#What re you building If I may ask
1 messages · Page 1 of 1 (latest)
We've got a platform for automating various healthcare processes, like ordering prescription refills or booking visits, and we're using a mix of different STTs
A good, human-sounding STT voice is a gamechanger
You mean TTS? 😉
Btw, what are you using for Speech-to-Text, btw? We're using Azure. I've tried Whisper, but inference is rather slow, even on a machine with GPU. I mean - it's not like super slow, but it's not faster than Google or Azure. What about you?
yeah, of course I meant TTS, for STT we use a custom solution
and yeah we've found that Whisper is too slow for realtime, though it has some interesting features like automatic translation
What latency do you got on your STT? And do you wait for an end of a sentence or you transcribe it and use mid-sentence?

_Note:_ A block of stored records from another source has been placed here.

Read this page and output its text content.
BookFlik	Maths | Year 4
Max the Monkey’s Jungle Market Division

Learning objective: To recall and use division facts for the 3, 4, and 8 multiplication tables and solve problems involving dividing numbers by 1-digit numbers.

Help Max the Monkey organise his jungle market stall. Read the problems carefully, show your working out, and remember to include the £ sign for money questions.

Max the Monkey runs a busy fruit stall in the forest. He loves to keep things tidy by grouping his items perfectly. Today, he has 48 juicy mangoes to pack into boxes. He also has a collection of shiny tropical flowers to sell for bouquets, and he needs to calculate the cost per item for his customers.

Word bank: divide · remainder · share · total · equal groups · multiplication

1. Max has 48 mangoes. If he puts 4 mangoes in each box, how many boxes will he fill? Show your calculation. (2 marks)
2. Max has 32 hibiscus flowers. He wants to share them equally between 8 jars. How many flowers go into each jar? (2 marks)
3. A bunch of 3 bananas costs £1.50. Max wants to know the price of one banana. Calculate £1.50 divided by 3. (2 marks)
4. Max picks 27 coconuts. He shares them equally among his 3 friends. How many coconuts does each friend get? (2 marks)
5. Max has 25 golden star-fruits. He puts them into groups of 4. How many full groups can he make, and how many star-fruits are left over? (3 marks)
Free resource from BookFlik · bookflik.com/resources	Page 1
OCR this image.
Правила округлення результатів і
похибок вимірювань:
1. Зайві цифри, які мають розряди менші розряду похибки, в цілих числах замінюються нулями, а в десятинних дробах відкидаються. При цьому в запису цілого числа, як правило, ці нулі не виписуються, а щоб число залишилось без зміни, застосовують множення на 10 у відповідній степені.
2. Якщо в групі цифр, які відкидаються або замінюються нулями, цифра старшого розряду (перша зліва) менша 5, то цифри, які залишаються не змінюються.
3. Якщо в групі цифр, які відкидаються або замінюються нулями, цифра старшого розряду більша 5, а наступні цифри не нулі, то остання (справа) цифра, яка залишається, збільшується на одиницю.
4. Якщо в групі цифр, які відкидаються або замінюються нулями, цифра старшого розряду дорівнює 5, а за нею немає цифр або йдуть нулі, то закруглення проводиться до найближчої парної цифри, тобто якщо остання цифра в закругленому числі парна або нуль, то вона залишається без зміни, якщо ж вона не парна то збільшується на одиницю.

I'm thinking a lot about this problem. Cause, waiting for the sentence end makes waiting longer -> bigger latency overall.
We use interim results if that's what you mean. We need it for the interpretation to happen as fast as possible, which includes operating on incomplete text as it's being uttered.
And the refining as more text becomes available
Yea, I'm trying to do the same. If I find out the sentence is finished, then I push the text through our pipeline. That's my way of doing the interim results. But I'm not sure if it's the best one. How do you know if the interim result is ok, will not change? I'm using Azure STT at the moment.
haven't tried azure, but we simply return a flag that indicates if transcription for a particular fragment of audio is final or not, and when it's final, move on to the next fragment
that's similar to what google STT does
Hmm... but do you wait until user stops speaking? Because that's what Google is doing with is_final flag. Or you just catch for end of sentence or you see, that some part of the text is not changing, so it's considered final.